Leer no es sinónimo o garantía de sabiduría ni de inteligencia ni de bondad ni de nada. No es ninguna fórmula mágica. Sencillamente te enriquece con palabras que traen ideas –a veces peligrosas, sí–, que hacen posible imaginar cosas y vidas –no siempre agradables– y que te sitúan en mundos paralelos a tu existencia más o menos prosaica. Leer te permite vivir con intensidad añadida. Es como poner sal a la vida, como darle más gusto. Tampoco te puedes pasar de sal, también tienes que salir a la calle y charlar con la gente y hacer mil cosas. Pero no leer es una renuncia estúpida, es de burros. El lenguaje escrito es una tecnología demasiado genial, un invento humano fabuloso. No usarlo sería como decidir no tomar medicinas o negarse a vivir con la electricidad.
El libro de papel sigue siendo, con permiso de las pantallas, la plasmación más perfecta del lenguaje escrito. Lo ha sido desde hace siglos, tal como nos explica Irene Vallejo en El infinito dentro de un junco, su viaje apasionante a los orígenes de este objeto precioso. Pero seguramente todavía lo es más hoy, porque nos permite ralentizar el paso en medio de un mundo frenético y ruidoso. Este objeto tan sencillo y a la vez tan completo, que contiene tanta vida con toda la ambigüedad que le es propia, nos da la posibilidad de estar con nosotros mismos, de dejar volar la imaginación, de jugar con las palabras y hacerlas nuestras, como bien aprende la protagonista sin nombre de Yo que nunca supe de los hombres, la hipnótica novela de Jacqueline Harpman. Los libros propiamente no sirven de nada y a la vez lo son todo: representan a la perfección aquello que Nuccio Ordine ha descrito como “la utilidad de lo inútil”. Lo mismo podríamos decir del arte o la filosofía. ¿Qué sería la vida sin cosas bellas e inútiles? Los que viven sin libros no saben lo que se pierden.
A menudo se dice que el chovinismo (o nacionalismo excluyente, supremacismo o llamadlo como quered) se cura viajando. Pues bien, una manera de viajar al alcance de todo el mundo, y ahora mismo, en plena pandemia, casi la única posible, es con los libros, con la lectura pausada. Leer es un pasaporte sin fronteras ni físicas ni temporales, te puede hacer viajar a cualquier lugar, también al pasado y al futuro.
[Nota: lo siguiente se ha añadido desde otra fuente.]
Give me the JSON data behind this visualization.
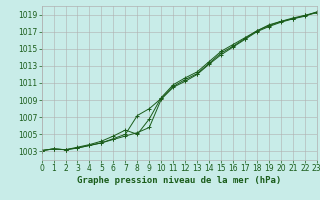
{
  "xlabel": "Graphe pression niveau de la mer (hPa)",
  "hours": [
    0,
    1,
    2,
    3,
    4,
    5,
    6,
    7,
    8,
    9,
    10,
    11,
    12,
    13,
    14,
    15,
    16,
    17,
    18,
    19,
    20,
    21,
    22,
    23
  ],
  "line1": [
    1003.1,
    1003.3,
    1003.2,
    1003.4,
    1003.7,
    1004.0,
    1004.4,
    1004.8,
    1005.2,
    1005.8,
    1009.1,
    1010.5,
    1011.2,
    1012.0,
    1013.2,
    1014.3,
    1015.2,
    1016.1,
    1017.0,
    1017.6,
    1018.1,
    1018.5,
    1018.8,
    1019.3
  ],
  "line2": [
    1003.1,
    1003.3,
    1003.2,
    1003.4,
    1003.7,
    1004.0,
    1004.5,
    1005.0,
    1007.2,
    1008.0,
    1009.2,
    1010.6,
    1011.4,
    1012.1,
    1013.3,
    1014.5,
    1015.3,
    1016.2,
    1017.1,
    1017.7,
    1018.2,
    1018.5,
    1018.9,
    1019.2
  ],
  "line3": [
    1003.1,
    1003.3,
    1003.2,
    1003.5,
    1003.8,
    1004.2,
    1004.8,
    1005.5,
    1005.0,
    1006.8,
    1009.3,
    1010.8,
    1011.6,
    1012.3,
    1013.5,
    1014.7,
    1015.5,
    1016.3,
    1017.1,
    1017.8,
    1018.2,
    1018.6,
    1018.9,
    1019.3
  ],
  "line_color": "#1a5c1a",
  "marker_color": "#1a5c1a",
  "bg_color": "#c8ece8",
  "grid_color": "#b0b0b0",
  "ylim_min": 1002.0,
  "ylim_max": 1020.0,
  "yticks": [
    1003,
    1005,
    1007,
    1009,
    1011,
    1013,
    1015,
    1017,
    1019
  ],
  "text_color": "#1a5c1a",
  "tick_fontsize": 5.5,
  "xlabel_fontsize": 6.5,
  "xlim_min": 0,
  "xlim_max": 23
}
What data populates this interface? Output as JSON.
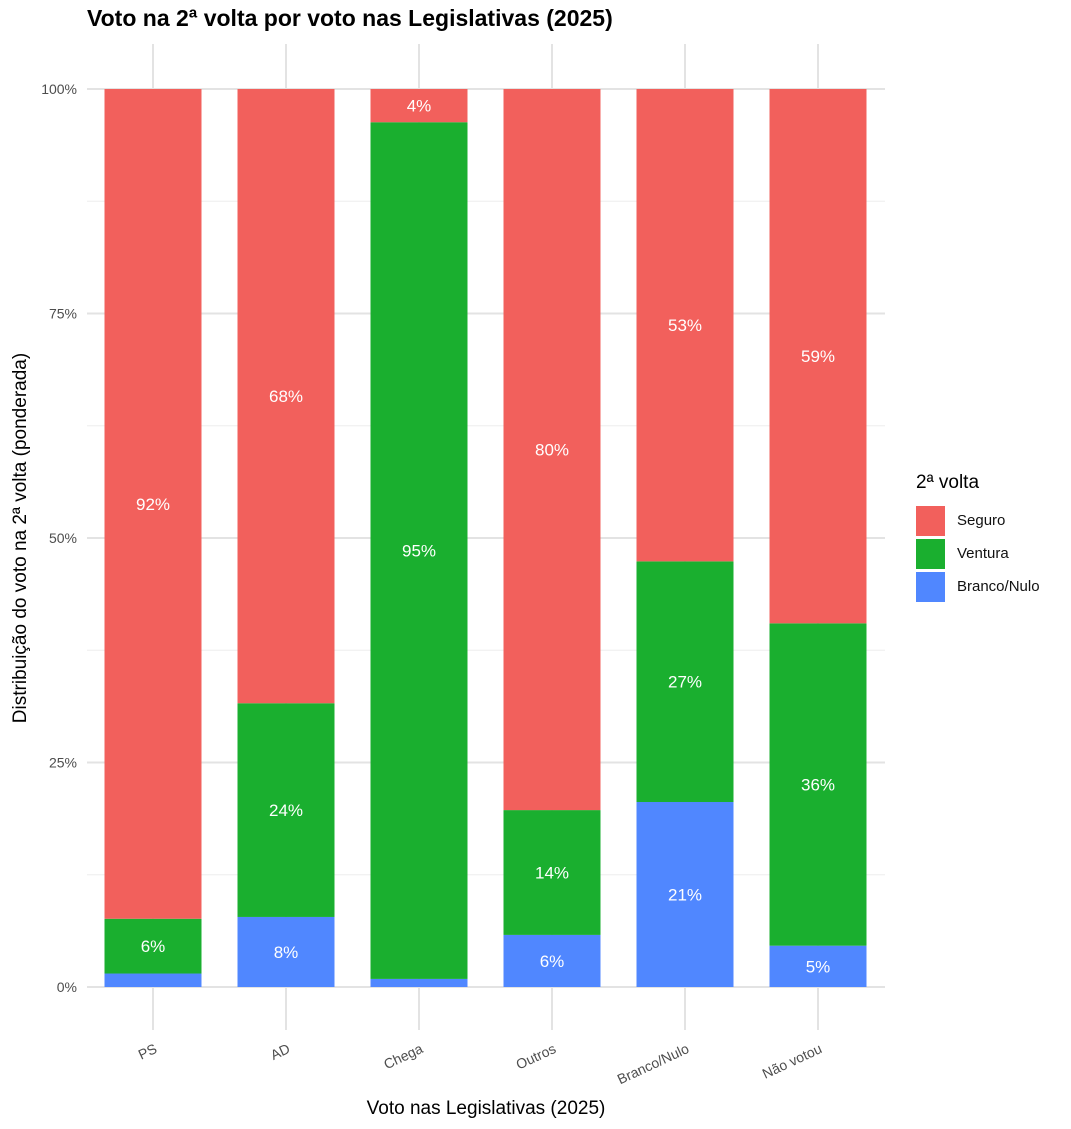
{
  "chart_data": {
    "type": "bar",
    "stacked": true,
    "title": "Voto na 2ª volta por voto nas Legislativas (2025)",
    "xlabel": "Voto nas Legislativas (2025)",
    "ylabel": "Distribuição do voto na 2ª volta (ponderada)",
    "ylim": [
      0,
      100
    ],
    "yticks": [
      "0%",
      "25%",
      "50%",
      "75%",
      "100%"
    ],
    "categories": [
      "PS",
      "AD",
      "Chega",
      "Outros",
      "Branco/Nulo",
      "Não votou"
    ],
    "series": [
      {
        "name": "Branco/Nulo",
        "color": "#5087FF",
        "values": [
          1.5,
          7.8,
          0.9,
          5.8,
          20.6,
          4.6
        ],
        "labels": [
          "",
          "8%",
          "",
          "6%",
          "21%",
          "5%"
        ]
      },
      {
        "name": "Ventura",
        "color": "#1AAF2F",
        "values": [
          6.1,
          23.8,
          95.4,
          13.9,
          26.8,
          35.9
        ],
        "labels": [
          "6%",
          "24%",
          "95%",
          "14%",
          "27%",
          "36%"
        ]
      },
      {
        "name": "Seguro",
        "color": "#F2605C",
        "values": [
          92.4,
          68.4,
          3.7,
          80.3,
          52.6,
          59.5
        ],
        "labels": [
          "92%",
          "68%",
          "4%",
          "80%",
          "53%",
          "59%"
        ]
      }
    ],
    "legend": {
      "title": "2ª volta",
      "position": "right",
      "items": [
        {
          "label": "Seguro",
          "color": "#F2605C"
        },
        {
          "label": "Ventura",
          "color": "#1AAF2F"
        },
        {
          "label": "Branco/Nulo",
          "color": "#5087FF"
        }
      ]
    },
    "grid": true
  }
}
Los libros no solo te permiten salir de tu pequeña o gran ufanía, de las cuatro paredes del habitual entorno de referencias, sino que también rehúyen la tentación de la serpiente global del populismo, este insidioso monstruo ideológico disfrazado de verdad antipolítica que hoy nos amenaza a todos, un virus tan o más peligroso que el covid-19.
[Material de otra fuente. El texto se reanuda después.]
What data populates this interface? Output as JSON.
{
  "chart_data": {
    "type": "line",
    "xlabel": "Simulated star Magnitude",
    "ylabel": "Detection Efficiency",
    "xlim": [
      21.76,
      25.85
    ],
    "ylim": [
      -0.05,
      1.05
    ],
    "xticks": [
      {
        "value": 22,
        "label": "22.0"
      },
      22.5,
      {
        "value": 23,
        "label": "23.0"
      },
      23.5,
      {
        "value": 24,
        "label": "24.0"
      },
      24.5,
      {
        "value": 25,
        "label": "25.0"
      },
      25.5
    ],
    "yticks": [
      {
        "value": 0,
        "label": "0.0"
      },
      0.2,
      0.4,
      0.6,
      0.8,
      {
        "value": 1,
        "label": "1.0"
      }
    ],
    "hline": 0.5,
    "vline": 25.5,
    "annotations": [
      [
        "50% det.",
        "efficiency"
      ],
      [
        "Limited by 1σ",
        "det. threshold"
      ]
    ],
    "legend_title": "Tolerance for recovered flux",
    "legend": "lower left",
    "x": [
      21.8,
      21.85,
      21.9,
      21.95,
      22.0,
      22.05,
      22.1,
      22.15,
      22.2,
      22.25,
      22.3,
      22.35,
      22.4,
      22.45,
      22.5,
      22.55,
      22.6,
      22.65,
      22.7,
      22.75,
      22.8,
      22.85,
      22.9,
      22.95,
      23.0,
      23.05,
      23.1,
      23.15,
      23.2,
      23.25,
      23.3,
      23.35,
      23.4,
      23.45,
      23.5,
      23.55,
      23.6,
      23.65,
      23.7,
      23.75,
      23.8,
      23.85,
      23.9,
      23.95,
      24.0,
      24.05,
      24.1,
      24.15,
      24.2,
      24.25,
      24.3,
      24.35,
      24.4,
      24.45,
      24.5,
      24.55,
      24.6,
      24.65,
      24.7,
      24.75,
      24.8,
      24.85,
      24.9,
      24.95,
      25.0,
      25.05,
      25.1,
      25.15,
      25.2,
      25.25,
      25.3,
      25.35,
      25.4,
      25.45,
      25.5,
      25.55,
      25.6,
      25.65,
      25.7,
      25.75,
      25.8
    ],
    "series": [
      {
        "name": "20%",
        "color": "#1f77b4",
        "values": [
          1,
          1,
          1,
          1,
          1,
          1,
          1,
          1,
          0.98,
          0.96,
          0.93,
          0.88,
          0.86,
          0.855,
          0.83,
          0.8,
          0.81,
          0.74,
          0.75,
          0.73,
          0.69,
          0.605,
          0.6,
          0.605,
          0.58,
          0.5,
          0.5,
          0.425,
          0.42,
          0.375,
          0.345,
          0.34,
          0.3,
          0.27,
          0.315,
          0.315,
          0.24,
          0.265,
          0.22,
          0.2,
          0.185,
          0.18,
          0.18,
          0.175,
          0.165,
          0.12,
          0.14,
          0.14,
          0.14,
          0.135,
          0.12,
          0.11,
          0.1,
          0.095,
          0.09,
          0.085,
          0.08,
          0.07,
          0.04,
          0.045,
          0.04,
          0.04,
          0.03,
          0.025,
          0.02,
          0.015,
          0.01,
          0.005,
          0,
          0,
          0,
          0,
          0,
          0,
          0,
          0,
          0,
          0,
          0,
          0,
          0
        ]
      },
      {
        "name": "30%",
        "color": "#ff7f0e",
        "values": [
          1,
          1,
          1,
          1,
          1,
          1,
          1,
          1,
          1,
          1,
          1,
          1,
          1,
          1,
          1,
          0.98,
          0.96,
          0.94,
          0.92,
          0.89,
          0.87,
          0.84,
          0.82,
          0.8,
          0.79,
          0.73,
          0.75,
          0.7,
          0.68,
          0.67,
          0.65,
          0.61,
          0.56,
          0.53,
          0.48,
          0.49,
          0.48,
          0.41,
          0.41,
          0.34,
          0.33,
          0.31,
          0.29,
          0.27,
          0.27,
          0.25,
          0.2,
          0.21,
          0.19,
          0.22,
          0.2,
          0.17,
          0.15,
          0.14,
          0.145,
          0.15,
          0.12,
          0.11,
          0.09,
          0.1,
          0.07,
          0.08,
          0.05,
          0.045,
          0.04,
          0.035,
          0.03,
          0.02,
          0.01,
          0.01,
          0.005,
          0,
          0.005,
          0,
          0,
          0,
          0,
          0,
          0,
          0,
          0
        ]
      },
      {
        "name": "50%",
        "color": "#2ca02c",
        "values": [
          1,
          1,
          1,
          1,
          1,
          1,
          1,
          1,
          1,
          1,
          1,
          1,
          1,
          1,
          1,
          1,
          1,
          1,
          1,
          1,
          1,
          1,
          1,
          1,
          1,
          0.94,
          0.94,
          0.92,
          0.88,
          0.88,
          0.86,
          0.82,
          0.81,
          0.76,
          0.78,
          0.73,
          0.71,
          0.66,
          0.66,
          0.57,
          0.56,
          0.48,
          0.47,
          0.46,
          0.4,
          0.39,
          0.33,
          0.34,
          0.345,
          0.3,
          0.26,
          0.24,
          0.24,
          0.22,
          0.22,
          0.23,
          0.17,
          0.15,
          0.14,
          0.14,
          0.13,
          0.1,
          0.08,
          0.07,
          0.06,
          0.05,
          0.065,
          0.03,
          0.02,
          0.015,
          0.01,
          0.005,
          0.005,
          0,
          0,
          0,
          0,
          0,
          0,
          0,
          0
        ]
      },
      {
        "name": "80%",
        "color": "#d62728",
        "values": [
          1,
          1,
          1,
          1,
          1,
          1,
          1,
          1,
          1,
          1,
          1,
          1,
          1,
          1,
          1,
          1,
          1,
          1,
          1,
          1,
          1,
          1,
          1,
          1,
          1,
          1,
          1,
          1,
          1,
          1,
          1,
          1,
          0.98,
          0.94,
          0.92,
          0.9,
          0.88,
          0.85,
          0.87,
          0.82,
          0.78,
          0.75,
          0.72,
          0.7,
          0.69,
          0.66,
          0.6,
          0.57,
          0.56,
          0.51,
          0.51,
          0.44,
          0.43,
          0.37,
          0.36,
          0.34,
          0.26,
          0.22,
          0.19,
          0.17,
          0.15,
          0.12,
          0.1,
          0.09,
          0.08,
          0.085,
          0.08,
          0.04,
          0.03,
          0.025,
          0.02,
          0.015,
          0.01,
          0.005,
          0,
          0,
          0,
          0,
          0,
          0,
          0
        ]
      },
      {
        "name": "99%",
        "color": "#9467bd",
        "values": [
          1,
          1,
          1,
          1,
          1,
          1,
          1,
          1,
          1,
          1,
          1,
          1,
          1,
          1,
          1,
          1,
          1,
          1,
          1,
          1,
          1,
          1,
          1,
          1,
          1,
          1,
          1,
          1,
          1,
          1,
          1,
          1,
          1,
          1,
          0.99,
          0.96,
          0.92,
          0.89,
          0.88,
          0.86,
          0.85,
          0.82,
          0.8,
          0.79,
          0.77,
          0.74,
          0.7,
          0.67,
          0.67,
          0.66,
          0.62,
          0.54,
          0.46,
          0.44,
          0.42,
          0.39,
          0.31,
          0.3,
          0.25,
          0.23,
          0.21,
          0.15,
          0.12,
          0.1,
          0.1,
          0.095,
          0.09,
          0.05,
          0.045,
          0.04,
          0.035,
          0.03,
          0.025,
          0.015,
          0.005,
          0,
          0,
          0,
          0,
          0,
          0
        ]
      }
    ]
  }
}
En este segundo Sant Jordi confinado celebraremos de nuevo la palabra escrita, el poder de la cual, como decía Václav Havel, no es unívoco ni transparente: te puede estimular la libertad y la veracidad o hipnotizarte y fanatizarte. Solo depende de nosotros qué hacemos con estas palabras. Igual que pasa con las medicinas o la electricidad, los libros pueden usarse de muchas maneras. Lo que está claro es que no leerlos es perderse un tesoro excepcional, es empequeñecerse, es negarse a uno mismo un dulce placer sin límites, relleno de fantásticas tentaciones.
Sí, lo repito, no leer es de burros, aunque leer no nos haga automáticamente mejores ni más felices.